Après des semaines de bras de fer entre le pouvoir et les opposants à la loi El Khomri, le climat s'est électrisé ces derniers jours, sur fond de blocages, de confusion politique et de déclarations à l'emporte-pièce. Une escalade verbale qui n'est pas de nature à faciliter une sortie de crise.

Manuel Valls. Un petit pas en avant, deux pas en arrière. Jeudi matin, au micro de RMC, Manuel Valls a semblé détendre l'atmosphère en affirmant que l'on pouvait « améliorer » la loi El Khomri.

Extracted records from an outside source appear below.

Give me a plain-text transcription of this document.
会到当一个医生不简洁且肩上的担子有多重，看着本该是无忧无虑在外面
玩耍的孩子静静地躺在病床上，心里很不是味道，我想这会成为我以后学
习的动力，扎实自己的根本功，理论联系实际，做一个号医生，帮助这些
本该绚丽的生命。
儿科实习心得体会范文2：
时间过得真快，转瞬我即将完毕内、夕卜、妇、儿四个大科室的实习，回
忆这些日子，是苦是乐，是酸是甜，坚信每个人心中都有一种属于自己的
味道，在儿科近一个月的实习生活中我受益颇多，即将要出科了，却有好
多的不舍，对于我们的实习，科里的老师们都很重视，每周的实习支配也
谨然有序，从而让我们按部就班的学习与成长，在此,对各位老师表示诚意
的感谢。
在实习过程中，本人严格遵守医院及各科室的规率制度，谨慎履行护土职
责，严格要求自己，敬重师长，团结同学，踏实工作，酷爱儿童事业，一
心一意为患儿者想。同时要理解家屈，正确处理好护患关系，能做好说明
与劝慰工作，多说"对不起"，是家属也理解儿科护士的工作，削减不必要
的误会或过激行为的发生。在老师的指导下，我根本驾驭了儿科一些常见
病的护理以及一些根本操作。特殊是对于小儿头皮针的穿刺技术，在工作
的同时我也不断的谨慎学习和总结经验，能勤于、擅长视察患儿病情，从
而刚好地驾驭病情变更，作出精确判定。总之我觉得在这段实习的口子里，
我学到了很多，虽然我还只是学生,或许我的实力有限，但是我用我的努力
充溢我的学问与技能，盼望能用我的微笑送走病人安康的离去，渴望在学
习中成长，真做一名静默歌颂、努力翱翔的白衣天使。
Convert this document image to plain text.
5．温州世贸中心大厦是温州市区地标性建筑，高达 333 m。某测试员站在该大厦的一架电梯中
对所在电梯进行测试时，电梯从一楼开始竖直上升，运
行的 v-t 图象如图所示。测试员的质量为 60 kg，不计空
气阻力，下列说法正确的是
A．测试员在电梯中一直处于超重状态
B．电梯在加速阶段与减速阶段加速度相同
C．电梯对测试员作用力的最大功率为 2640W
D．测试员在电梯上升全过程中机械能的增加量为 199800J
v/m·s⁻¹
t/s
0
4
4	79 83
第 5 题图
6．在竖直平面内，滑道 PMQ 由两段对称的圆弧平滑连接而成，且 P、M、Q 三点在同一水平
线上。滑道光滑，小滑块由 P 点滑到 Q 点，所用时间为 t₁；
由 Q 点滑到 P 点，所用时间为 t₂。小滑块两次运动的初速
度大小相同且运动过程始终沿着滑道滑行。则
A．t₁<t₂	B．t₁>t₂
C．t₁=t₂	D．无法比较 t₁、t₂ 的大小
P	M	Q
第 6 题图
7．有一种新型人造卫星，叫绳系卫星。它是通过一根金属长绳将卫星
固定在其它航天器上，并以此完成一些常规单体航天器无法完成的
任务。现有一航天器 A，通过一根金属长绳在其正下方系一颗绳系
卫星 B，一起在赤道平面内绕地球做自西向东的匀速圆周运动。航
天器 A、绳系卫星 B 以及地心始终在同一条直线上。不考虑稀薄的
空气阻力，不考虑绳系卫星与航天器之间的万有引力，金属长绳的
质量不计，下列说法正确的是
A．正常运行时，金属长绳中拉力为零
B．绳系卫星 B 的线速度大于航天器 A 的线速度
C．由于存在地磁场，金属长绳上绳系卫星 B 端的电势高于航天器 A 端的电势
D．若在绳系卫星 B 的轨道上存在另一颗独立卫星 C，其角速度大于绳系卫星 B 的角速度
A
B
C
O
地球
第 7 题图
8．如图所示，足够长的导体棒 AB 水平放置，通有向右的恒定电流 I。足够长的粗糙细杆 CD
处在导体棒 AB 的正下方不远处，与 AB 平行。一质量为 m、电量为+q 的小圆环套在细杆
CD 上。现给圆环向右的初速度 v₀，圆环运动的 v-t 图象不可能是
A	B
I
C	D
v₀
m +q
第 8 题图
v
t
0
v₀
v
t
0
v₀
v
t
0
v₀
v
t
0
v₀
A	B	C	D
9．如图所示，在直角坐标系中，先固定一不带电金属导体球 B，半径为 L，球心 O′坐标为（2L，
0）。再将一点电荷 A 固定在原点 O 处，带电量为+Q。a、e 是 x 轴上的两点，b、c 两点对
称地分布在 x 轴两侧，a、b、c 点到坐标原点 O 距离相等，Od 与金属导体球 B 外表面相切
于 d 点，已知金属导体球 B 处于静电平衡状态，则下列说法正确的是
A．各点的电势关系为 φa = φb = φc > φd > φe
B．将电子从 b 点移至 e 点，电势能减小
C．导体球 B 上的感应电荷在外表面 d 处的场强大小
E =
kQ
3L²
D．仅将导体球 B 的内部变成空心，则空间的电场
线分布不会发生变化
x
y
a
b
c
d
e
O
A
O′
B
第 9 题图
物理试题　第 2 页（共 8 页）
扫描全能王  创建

Mais dans l'après-midi, au Sénat, le Premier ministre campait à nouveau dans une posture d'hyperfermeté, jugeant « inacceptable de bloquer le pays ». Lui qui s'était indigné mardi d'une « prise d'otages » des Français par la CGT n'aura pas été un élément modérateur dans cette crise. Pas plus que son secrétaire d'Etat chargé des Relations avec le Parlement, Jean-Marie Le Guen, qui dénonçait sur RTL « l'inflammation gauchisante » de la CGT. Manuel Valls s'efforce désormais de renvoyer une image de chef de gouvernement « calme et ferme ». « Il n'était pas bouillonnant comme à certaines périodes », commente une des ministres qu'il a réunis hier. « Les provocations supplémentaires sont une erreur », souffle un conseiller du gouvernement.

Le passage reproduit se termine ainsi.